Я без интереса открыла твёрдый переплёт и пробежала написанное глазами. Потом закрыла папку и положила на прикроватную тумбочку:
— Спасибо, — приказ о присвоении мне внеочередного звания «подполковник» не произвёл на меня должного впечатления, по крайней мере, такого, на которое явно рассчитывал мой начальник. — Товарищ генерал, разрешите, учитывая, как утверждают медики, «стабильно тяжёлое» состояние поощрённой, то есть меня, я не буду вскакивать с кровати, принимать стойку «смирно» и кричать на весь госпиталь: «Служу России»?
— Тебе можно, — улыбнулся генерал, — тем более это ещё не всё. — С этими словами он опять полез в свой портфель и, как Дед Мороз из новогоднего мешка с подарками, на этот раз извлёк оттуда бархатную коробочку красного цвета и тоже протянул мне.
— Надеюсь, это обручальные кольца? — Глупо пошутила я.
— У вас, у женщин, одно на уме. Открывай, открывай, — поторопил меня генерал.

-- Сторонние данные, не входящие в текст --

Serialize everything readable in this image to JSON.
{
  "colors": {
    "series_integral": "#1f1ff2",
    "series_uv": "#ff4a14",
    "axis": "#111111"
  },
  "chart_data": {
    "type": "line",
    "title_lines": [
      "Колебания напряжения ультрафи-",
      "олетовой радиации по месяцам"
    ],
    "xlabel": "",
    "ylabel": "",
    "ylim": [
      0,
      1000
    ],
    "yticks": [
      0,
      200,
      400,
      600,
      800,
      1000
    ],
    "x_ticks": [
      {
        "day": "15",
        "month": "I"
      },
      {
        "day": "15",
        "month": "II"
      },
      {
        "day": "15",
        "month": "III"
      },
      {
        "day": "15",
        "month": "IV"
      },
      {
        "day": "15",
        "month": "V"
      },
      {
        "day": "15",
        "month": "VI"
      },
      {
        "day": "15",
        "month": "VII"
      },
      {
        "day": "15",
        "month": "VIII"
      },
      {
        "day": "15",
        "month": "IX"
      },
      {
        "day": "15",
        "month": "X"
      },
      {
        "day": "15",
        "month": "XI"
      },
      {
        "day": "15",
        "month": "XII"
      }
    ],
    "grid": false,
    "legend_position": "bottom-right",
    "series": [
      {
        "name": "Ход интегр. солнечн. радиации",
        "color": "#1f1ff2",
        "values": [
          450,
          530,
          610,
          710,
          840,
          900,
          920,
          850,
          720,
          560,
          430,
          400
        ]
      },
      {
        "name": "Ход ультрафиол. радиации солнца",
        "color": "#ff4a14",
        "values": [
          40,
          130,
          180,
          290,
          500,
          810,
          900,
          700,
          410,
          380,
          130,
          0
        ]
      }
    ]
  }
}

Я чуть приоткрыла футляр. В крестообразном углублении на алом бархатном ложе тускло отливал серебром орден «Мужества», очень напоминающий по форме мальтийский крест. — Это тоже мне? — удивилась я.
— Тебе, Ростова, кому же ещё. Ты у нас одна такая в отделе оказалась стойкая и героическая.
— Товарищ генерал, а тем ребятам, которые были со мной… — голос у меня неожиданно сорвался, и я замолчала.
— Все сотрудники, — голос генерала неожиданно приобрёл торжественные интонации, — которые были в твоей группе, награждены посмертно. Родственникам ордена уже вручили. Подполковнику Пустому я хлопотал о присвоении звания Героя России, но, — развёл руками генерал, — утвердили тоже «Мужество» — посмертно. Так что вот так. Ещё могу тебе сообщить, что все обнаруженные тобой в развалинах крепости музейные экспонаты уже вернулись в Россию. Группа «Каскад» сработала. Высадились, забрали груз и вернулись без потерь. Как говорится, без шума и пыли. Конечно, во многом благодаря твоим инструкциям. Кстати, с ними летал и Суходольский. Я не хотел отпускать, но он настоял. Вот так.
— Вы сказали, что они забрали груз, а тело подполковника Пустого нашли?
— Тело подполковника Пустого ребятам тоже удалось эвакуировать. Вчера были похороны. Он погребён на своей родине в Петрозаводске. Я отправил туда, проводить его от всех нас в последний путь, Суходольского. И ещё, не знаю, интересно тебе или нет. Бывший генерал-майор Бондарь арестован и сейчас находится под следствием в Лефортовской тюрьме. Со вчерашнего дня он начал сотрудничать со следствием. Вовсю даёт показания.
— А из Белоруссии новостей нет? — с надеждой спросила я.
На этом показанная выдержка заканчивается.